The Well-Cast Heiress

        For a motion picture to be successful, dozens of specialists are brought in to provide their best opinions on how a film should be transformed from words on a page to the movements, dialogue, and emotion of the characters moving around on screen. From the director to the set designers, everyone involved in a movie has his or her personal expertise. Among the most important of the roles involved in filmmaking is that of a casting director. Although the job title might not have existed when William Wyler’s The Heiress was filmed in 1949, whoever chose the actors for the roles in the film did a phenomenal job of casting the roles of Catherine, Morris, and Dr. Sloper. Choosing the actors for a film in crucial for the quality of the end product, and something that cinematic professionals still struggle with today.

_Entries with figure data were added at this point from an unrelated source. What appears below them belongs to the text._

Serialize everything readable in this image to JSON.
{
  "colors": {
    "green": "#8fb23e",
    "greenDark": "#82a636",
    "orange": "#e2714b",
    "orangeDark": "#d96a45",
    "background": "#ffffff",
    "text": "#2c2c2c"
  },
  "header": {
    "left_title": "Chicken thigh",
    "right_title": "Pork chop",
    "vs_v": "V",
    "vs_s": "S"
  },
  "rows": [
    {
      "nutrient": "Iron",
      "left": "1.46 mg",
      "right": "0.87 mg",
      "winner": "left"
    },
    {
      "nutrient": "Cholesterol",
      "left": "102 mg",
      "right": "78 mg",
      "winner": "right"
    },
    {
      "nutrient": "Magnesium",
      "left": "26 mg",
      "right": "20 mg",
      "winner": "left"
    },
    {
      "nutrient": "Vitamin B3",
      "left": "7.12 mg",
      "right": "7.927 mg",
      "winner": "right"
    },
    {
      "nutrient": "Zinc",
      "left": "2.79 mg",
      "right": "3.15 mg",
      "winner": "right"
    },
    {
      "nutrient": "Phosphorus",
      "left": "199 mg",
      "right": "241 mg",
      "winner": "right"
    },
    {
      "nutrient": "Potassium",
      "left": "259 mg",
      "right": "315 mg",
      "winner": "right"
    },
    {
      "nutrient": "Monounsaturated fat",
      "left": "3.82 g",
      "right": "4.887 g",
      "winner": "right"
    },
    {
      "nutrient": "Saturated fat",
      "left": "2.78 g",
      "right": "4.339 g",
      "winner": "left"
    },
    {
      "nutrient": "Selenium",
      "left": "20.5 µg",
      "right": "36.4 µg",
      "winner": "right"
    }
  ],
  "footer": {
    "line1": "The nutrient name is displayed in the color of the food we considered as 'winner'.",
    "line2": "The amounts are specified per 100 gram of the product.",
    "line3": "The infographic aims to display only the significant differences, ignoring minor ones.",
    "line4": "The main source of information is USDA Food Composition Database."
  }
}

        Catherine, the self-conscious daughter of the demeaning Dr. Sloper, was portrayed by Olivia de Havilland, and possessed many of the core characteristics that define Catherine’s character. In the 1880 novel Washington Square (upon which the film was based), Henry James presented Catherine as a middle-of-the-road person all around. With looks that do not repulse but also do not turn heads, it is hard to cast an actress for Catherine’s part. With most movie stars being among the most beautiful creatures walking the earth, it took a keen eye for acting talent to find the right person for the role of the fair-weather Catherine.

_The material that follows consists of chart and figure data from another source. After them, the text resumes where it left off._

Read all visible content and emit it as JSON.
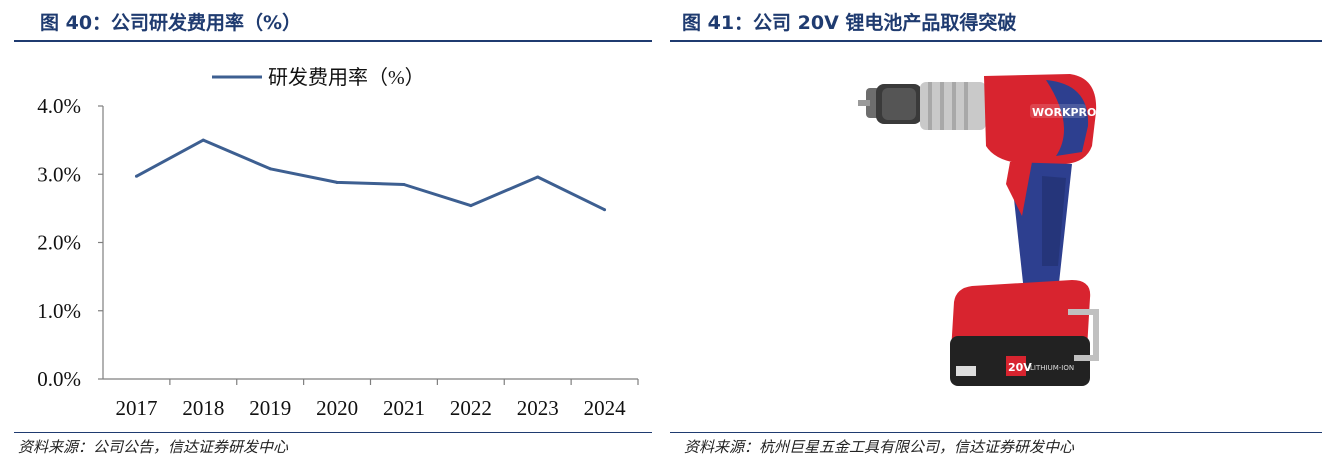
{
  "left_panel": {
    "figure_title": "图 40：公司研发费用率（%）",
    "source": "资料来源：公司公告，信达证券研发中心"
  },
  "right_panel": {
    "figure_title": "图 41：公司 20V 锂电池产品取得突破",
    "source": "资料来源：杭州巨星五金工具有限公司，信达证券研发中心",
    "image": {
      "brand_text": "WORKPRO",
      "battery_text": "20V",
      "battery_text_2": "LITHIUM-ION"
    }
  },
  "chart_data": {
    "type": "line",
    "categories": [
      "2017",
      "2018",
      "2019",
      "2020",
      "2021",
      "2022",
      "2023",
      "2024"
    ],
    "series": [
      {
        "name": "研发费用率（%）",
        "values": [
          2.97,
          3.5,
          3.08,
          2.88,
          2.85,
          2.54,
          2.96,
          2.48
        ],
        "color": "#3d5f91"
      }
    ],
    "y_ticks": [
      "4.0%",
      "3.0%",
      "2.0%",
      "1.0%",
      "0.0%"
    ],
    "ylim": [
      0,
      4
    ],
    "legend_position": "top",
    "grid": false
  },
  "colors": {
    "title": "#1f3b70",
    "line": "#3d5f91"
  }
}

        Morris, on the other hand, was not as hard to find. Being blessed with charm and good looks, he was more than likely a much easier casting decision. Montgomery Clift was very well fitted for the role of Morris because of his natural charm. His charisma not only swindles Catherine into falling for him but lures the audience into his grasp as well.

        However, the award for the best-cast role in the film has to be given to Ralph Richardson for his portrayal of Dr. Sloper. His performance in Wyler’s adaptation makes it seem that he was a close friend of Henry James. Richardson carries the aura of the cold-hearted, belittling doctor in every movement that he completes and word of dialogue that he speaks on the screen.

        The nature of the doctor is the backbone of the movie and challenges the audiences by not giving them a clear “bad-guy.” As movies continue to be made, “The Heiress” will always be used as a prototype for a well-cast film.